Quindi il libro-progetto vuole riaffermare la dignità di un’attività dell’uomo che lo riporta a comportamenti e riti ancestrali, e che oggi ha una sua funzione ecologica.
Selvaggina risorsa, insomma, selvaggina ritorno a tradizioni antiche ma anche riserva di gusto. Per riscoprire, come dice Micheli, “il sapore inimitabile di animali  che hanno vissuto liberi in un ambiente incontaminato”.
Così, gli autori ci portano in viaggio attraverso la Penisola per creare un nuovo modo di intendere la “cucina di caccia”, perché le 35 ricette si ispirano alle preparazioni del passato, ma allo stesso tempo offrono spunti innovativi per rivalutare un prodotto selvatico proprio del nostro paese.
Posto che “la caccia è un rito spietato” (Corelli dixit) è dovere del cuoco “rendere dignità alla parte offesa creando un grande piatto” sostiene Paolo Masieri del ristorante Paolo&Barbara di Sanremo.

I piatti di Igles Corelli, alcuni dei quali ho avuto modo di assaggiare, sono un inno gioioso alla carne selvaggia e insieme una lezione di gastronomia: chi l’ha detto che la selvaggina più la cuoci e più è buona? Maestria di frollatura (ma “meno è meglio” ha detto Corelli, in occasione della presentazione del libro) e conoscenza creano piccoli capolavori come “Il daino si fa tonno”, “La caccia si tuffa in un risotto” e “Il volo della quaglia”, per la quale ha scritto anche una poesia.

Ecco poi le ricette (con foto di Davide Dutto) e i pensieri sulla selvaggina di molti grandi nomi della cucina d’autore italiana. C’è Roberto Petza del S’Apposentu di Siddi, in Sardegna, col suo “Tortora, pere e cipolle” che rispetta il cacciatore vero perché lontano dal bracconaggio ma anche dagli allevamenti intensivi che negano qualsiasi forma di dignità agli animali.
E poi Davide Scabin del Combal.Zero di Rivoli (Torino) col suo Piccione tra mare e terra e il suo amore per le ricette di selvaggina che lo portano in “un ritorno atavico all’essenza”.
C’è Philippe Leveillè del Miramonti l’Altro a Moncesio con la ricetta del Royale di Cervo che sottolinea che la selvaggina è spesso dimenticata nell’alta cucina forse perché è “troppo intensa e troppo profumata per la nostra epoca”.

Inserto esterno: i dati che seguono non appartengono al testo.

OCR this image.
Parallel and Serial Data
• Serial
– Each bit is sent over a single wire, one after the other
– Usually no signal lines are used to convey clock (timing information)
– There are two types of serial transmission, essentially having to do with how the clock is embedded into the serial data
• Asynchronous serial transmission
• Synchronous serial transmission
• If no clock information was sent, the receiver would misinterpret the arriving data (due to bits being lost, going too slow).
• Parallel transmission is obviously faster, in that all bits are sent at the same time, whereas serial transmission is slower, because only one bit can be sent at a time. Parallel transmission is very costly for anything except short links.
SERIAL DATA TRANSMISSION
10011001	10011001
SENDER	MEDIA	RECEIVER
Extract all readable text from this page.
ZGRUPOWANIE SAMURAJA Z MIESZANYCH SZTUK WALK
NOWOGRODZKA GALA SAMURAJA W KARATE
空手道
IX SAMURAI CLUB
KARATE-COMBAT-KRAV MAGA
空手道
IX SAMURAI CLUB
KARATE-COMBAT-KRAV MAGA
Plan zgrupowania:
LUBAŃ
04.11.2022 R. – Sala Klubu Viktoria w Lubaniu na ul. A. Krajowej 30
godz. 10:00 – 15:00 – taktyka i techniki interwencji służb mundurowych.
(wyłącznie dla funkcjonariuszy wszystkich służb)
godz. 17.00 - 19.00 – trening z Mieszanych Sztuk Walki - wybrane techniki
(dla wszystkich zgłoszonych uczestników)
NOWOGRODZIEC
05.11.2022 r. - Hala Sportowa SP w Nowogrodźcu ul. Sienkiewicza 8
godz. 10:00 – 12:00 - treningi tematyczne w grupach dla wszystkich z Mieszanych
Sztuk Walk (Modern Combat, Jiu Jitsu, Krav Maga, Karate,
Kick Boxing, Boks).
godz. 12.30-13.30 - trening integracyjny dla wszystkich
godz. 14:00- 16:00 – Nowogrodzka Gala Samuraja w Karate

All’appello hanno risposto anche Giancarlo Perbellini col Tiepido di cinghiale in foglie di cappero”, Salvatore Tassa con l’Humus di Cervo, Massimo Bottura con “a volte pernice a volte germano”, Stefano Baiocco, fan del civet, Moreno Cedroni, Mauro Uliassi, Heinz Beck e via tra superstar della cucina contemporanea.
Ma, sembrerà strano, le ricette e i pensieri che più colpiscono sono quelli delle donne-chef del libro: Isa Mazzocchi, Fabrizia Meroi, Maria Grazia Soncini. La prima, chef de La Palta a Borgonovo Val Tidone, racconta che, cresciuta tra cacciatori in un paesino di cento abitanti, quando cucina la cacciagione ancora si immedesima nelle donne del passato che con cura e amore cucinavano le prede portate dai mariti (anche se le sue tecniche sono quelle sopraffine del maestro Georges Cogny!). La seconda, del Laite a Sappada, sottolinea con forza che la cucina di caccia è patrimonio culturale di un territorio che unisce passato e futuro all’insegna del rispetto della natura.
E infine Maria Grazia Soncini della Capanna di Eraclio a Codigoro in provincia di Ferrara, che ricorda di quando andava incontro al papà cacciatore di ritorno dalla battuta. Aveva solo 5 anni e già aiutava mamma nella preparazione: “La pulizia immediata della lepre appesa a testa in giù e orecchie a ciondoloni. Il rituale pulizia… quei ciuffi di pelo chiaro che svolazzavano, il sangue, il rumore delle interiora che cadevano giù e l’afrore amaro dell’intestino. Era tutto nell’ordine naturale delle cose, imprinting che non ti lascerà più”.

Forse aveva ragione Giacomo Leopardi nel dire che la caccia “occupazione naturalissima e primitiva, degna veramente dell’uomo, e conducente alla felicità naturale”.